私はここで目線をそらしました。このままこの静止画を凝視していれば、彼女と目を合わせることになります。その瞬間に私はこの女性と霊的に同調します。それが私にとって大きなリスクを受けることが明確だからです。
私はこのわずかな時間ですべての状況を悟りました。この女性は新郎や亡くなった友人の知り合いです。新郎に同年代の知り合いの中で亡くなった女性がいるかどうか尋ねれば、この不浄霊の正体はすぐにわかるはずです。ただ、私がそれをしてしまうと、新郎はこの女性のことを強く意識するようになります。その結果、この不浄霊ともっと強くつながるようになり、悪くすると亡くなった友人のように命を落としてしまう危険もあるのです。この女性の霊は新郎と亡くなった友人のことを強く恨んで死んでいます。その原因が何なのか、それをここで述べることは控えますが、その理由も分かりました。少なくともこの女性の霊は強い恨みの念を抱いているがゆえに、その重さであの世へ上がることは出来ません。本人も現世に執着してまだ生きている新郎をじわじわと苦しめていくつもりでいます。

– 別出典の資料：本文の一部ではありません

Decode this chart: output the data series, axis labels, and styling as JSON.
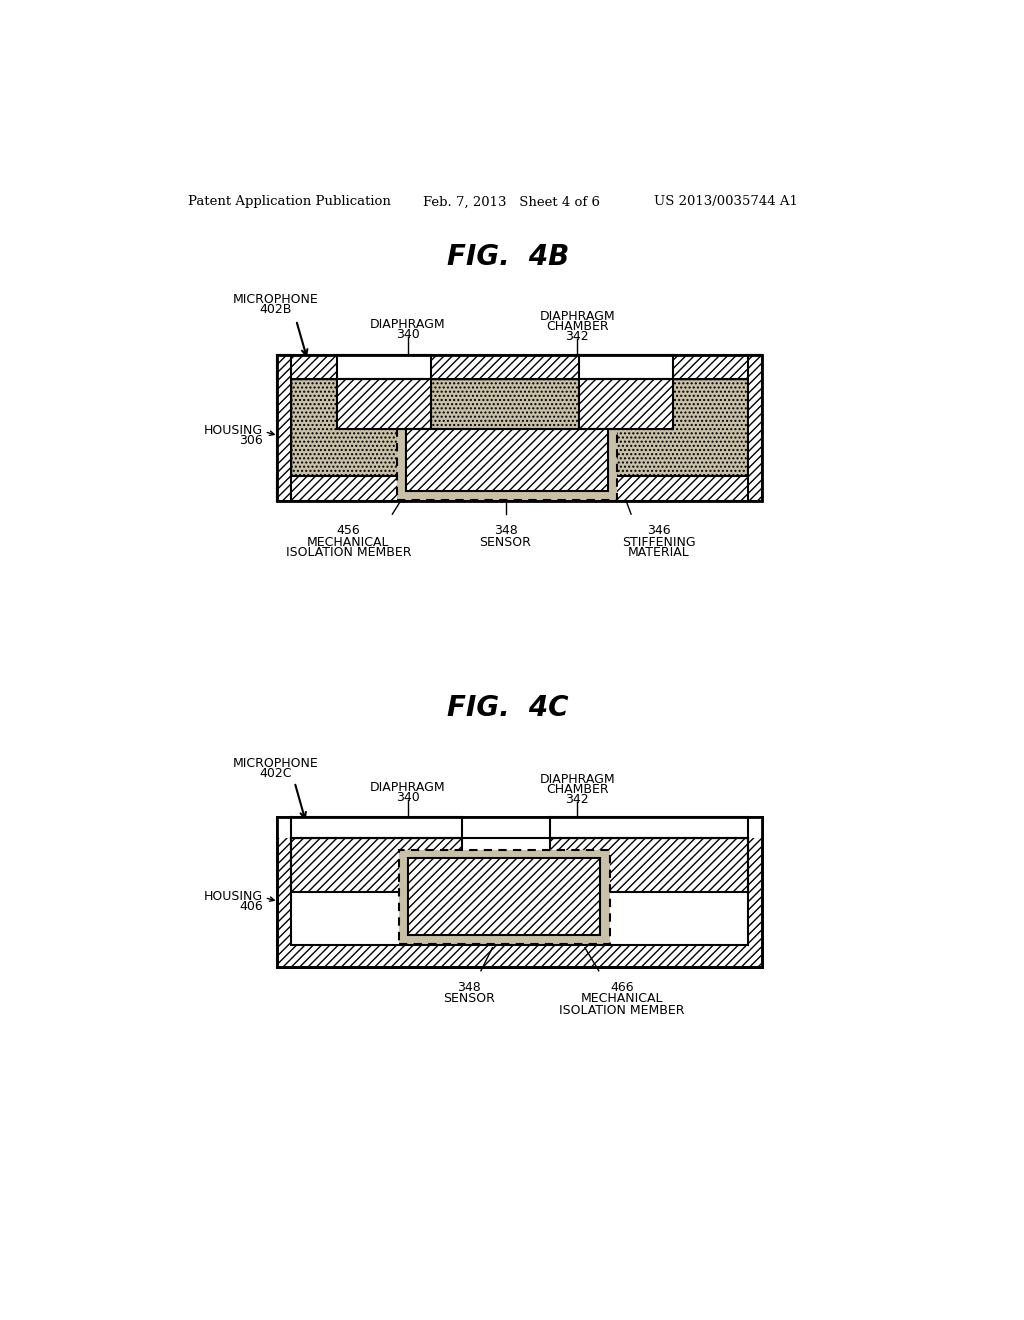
{
  "bg_color": "#ffffff",
  "header_left": "Patent Application Publication",
  "header_mid": "Feb. 7, 2013   Sheet 4 of 6",
  "header_right": "US 2013/0035744 A1",
  "fig4b_title": "FIG.  4B",
  "fig4c_title": "FIG.  4C",
  "label_fs": 9,
  "title_fs": 20,
  "header_fs": 9.5,
  "hatch_dense": "////",
  "dot_color": "#c8c0a8",
  "white": "#ffffff",
  "black": "#000000"
}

そう考えると友人の事故は酔って車道を歩いて車にはねられたわけではありません。霊の影響はボーっとしている時に強く出ます。目をしっかりと見開いて覚醒している状態では多少なりとも霊の影響をブロックしているのです。お酒に酔って酩酊している状態は、私から見れば霊的なものに対してまったくの無防備で、強く影響を受ける状態なのです。友人の死がわざわざ披露宴の帰り道で起こったことも、トラックが近づいてくるタイミングで、酔って車道にはみ出したことも、これらは偶然ではなく、すべてこの女性の霊によって意図して引き起こされたことだったのです。

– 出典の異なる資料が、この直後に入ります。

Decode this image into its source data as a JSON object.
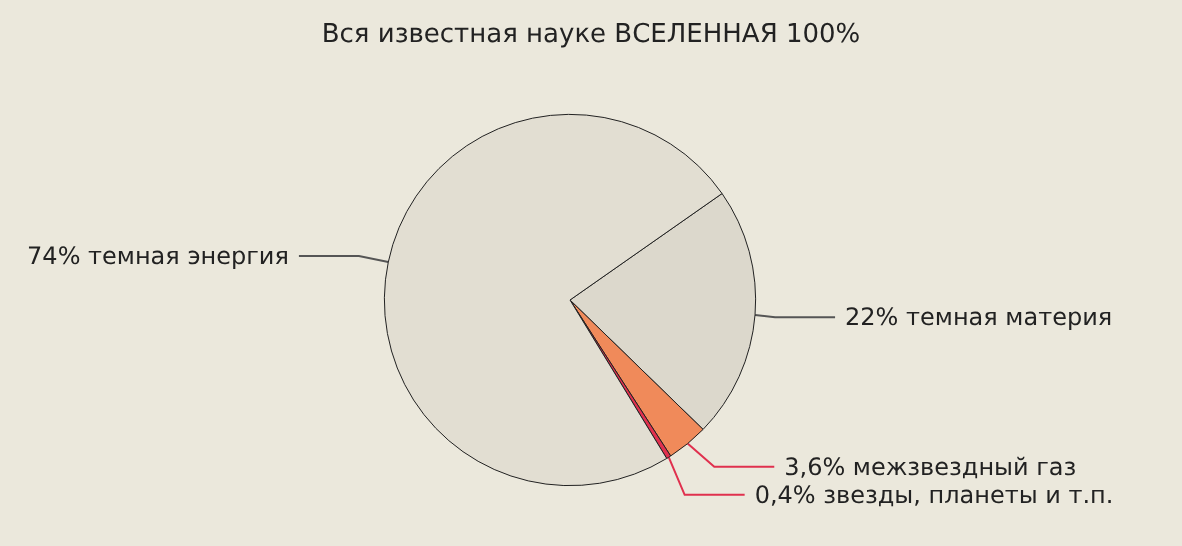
{
  "chart_data": {
    "type": "pie",
    "title": "Вся известная науке ВСЕЛЕННАЯ 100%",
    "categories": [
      "темная материя",
      "межзвездный газ",
      "звезды, планеты и т.п.",
      "темная энергия"
    ],
    "values": [
      22,
      3.6,
      0.4,
      74
    ],
    "value_labels": [
      "22%",
      "3,6%",
      "0,4%",
      "74%"
    ],
    "colors": [
      "#dcd8cc",
      "#f08a5a",
      "#e0304e",
      "#e2ded2"
    ],
    "legend": false
  }
}
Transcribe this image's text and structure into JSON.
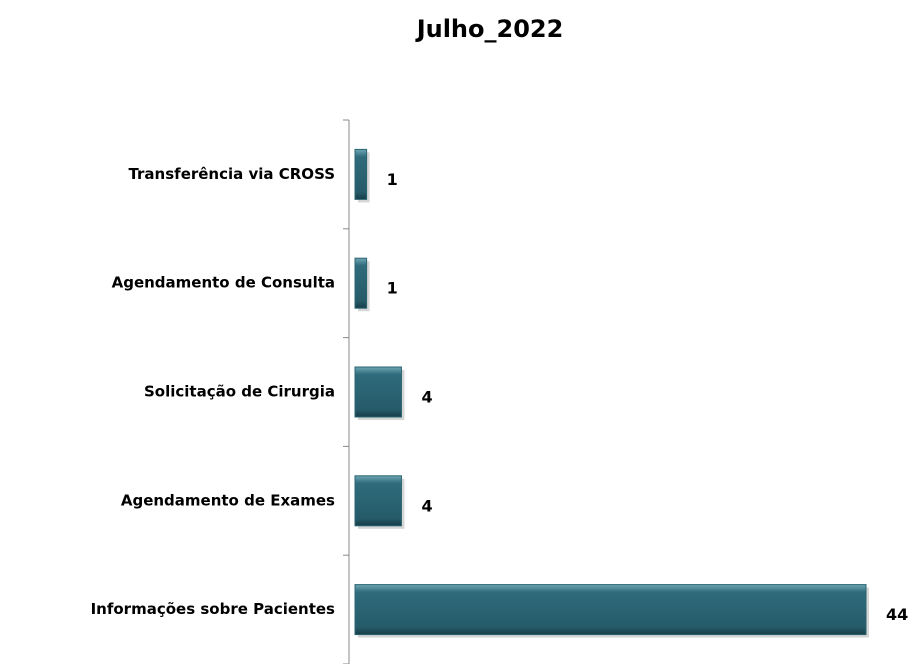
{
  "chart_data": {
    "type": "hbar",
    "title": "Julho_2022",
    "categories": [
      "Transferência via CROSS",
      "Agendamento de Consulta",
      "Solicitação de Cirurgia",
      "Agendamento de Exames",
      "Informações sobre Pacientes"
    ],
    "values": [
      1,
      1,
      4,
      4,
      44
    ],
    "color": "#2b6473",
    "xlim": [
      0,
      44
    ]
  }
}
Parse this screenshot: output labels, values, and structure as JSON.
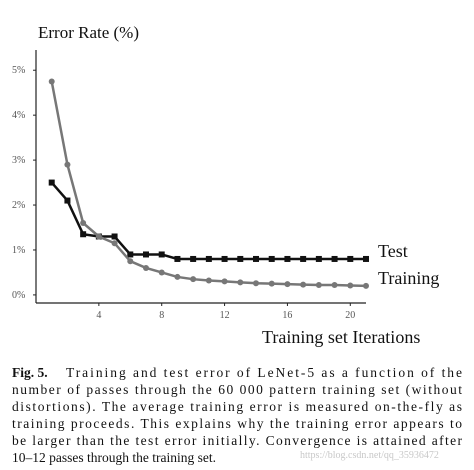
{
  "chart_data": {
    "type": "line",
    "y_title": "Error Rate (%)",
    "x_title": "Training set Iterations",
    "x": [
      1,
      2,
      3,
      4,
      5,
      6,
      7,
      8,
      9,
      10,
      11,
      12,
      13,
      14,
      15,
      16,
      17,
      18,
      19,
      20,
      21
    ],
    "series": [
      {
        "name": "Test",
        "color": "#111111",
        "marker": "square",
        "values": [
          2.5,
          2.1,
          1.35,
          1.3,
          1.3,
          0.9,
          0.9,
          0.9,
          0.8,
          0.8,
          0.8,
          0.8,
          0.8,
          0.8,
          0.8,
          0.8,
          0.8,
          0.8,
          0.8,
          0.8,
          0.8
        ]
      },
      {
        "name": "Training",
        "color": "#777777",
        "marker": "circle",
        "values": [
          4.75,
          2.9,
          1.6,
          1.3,
          1.15,
          0.75,
          0.6,
          0.5,
          0.4,
          0.35,
          0.32,
          0.3,
          0.28,
          0.26,
          0.25,
          0.24,
          0.23,
          0.22,
          0.22,
          0.21,
          0.2
        ]
      }
    ],
    "xlim": [
      0,
      21
    ],
    "xticks": [
      4,
      8,
      12,
      16,
      20
    ],
    "ylim": [
      -0.18,
      5.45
    ],
    "yticks": [
      {
        "value": 0,
        "label": "0%"
      },
      {
        "value": 1,
        "label": "1%"
      },
      {
        "value": 2,
        "label": "2%"
      },
      {
        "value": 3,
        "label": "3%"
      },
      {
        "value": 4,
        "label": "4%"
      },
      {
        "value": 5,
        "label": "5%"
      }
    ]
  },
  "caption": {
    "label": "Fig. 5.",
    "lines": [
      "Training and test error of LeNet-5 as a function of the",
      "number of passes through the 60 000 pattern training set (without",
      "distortions). The average training error is measured on-the-fly as",
      "training proceeds. This explains why the training error appears to",
      "be larger than the test error initially. Convergence is attained after",
      "10–12 passes through the training set."
    ]
  },
  "watermark": "https://blog.csdn.net/qq_35936472"
}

日本人形の髪の毛が人の思いによって伸びたり、目から涙を流すことがあるように、人の思いは物に入り込みます。このCDにはこの女性の強い恨みの念がこもっています。私はこのCDを相談者から受け取り、すぐにお焚き上げをしました。物に込められた思い(=念)は燃やして煙にする中で天へ上り霧散します。
そして、この女性の霊が一日も早く恨みや憎しみから解放されて成仏できるように供養のためのお経を上げて祈りました。そして新郎には、この女性の霊から身を守るためのパワーストーンとお札を渡すように相談者へ頼んだのでした。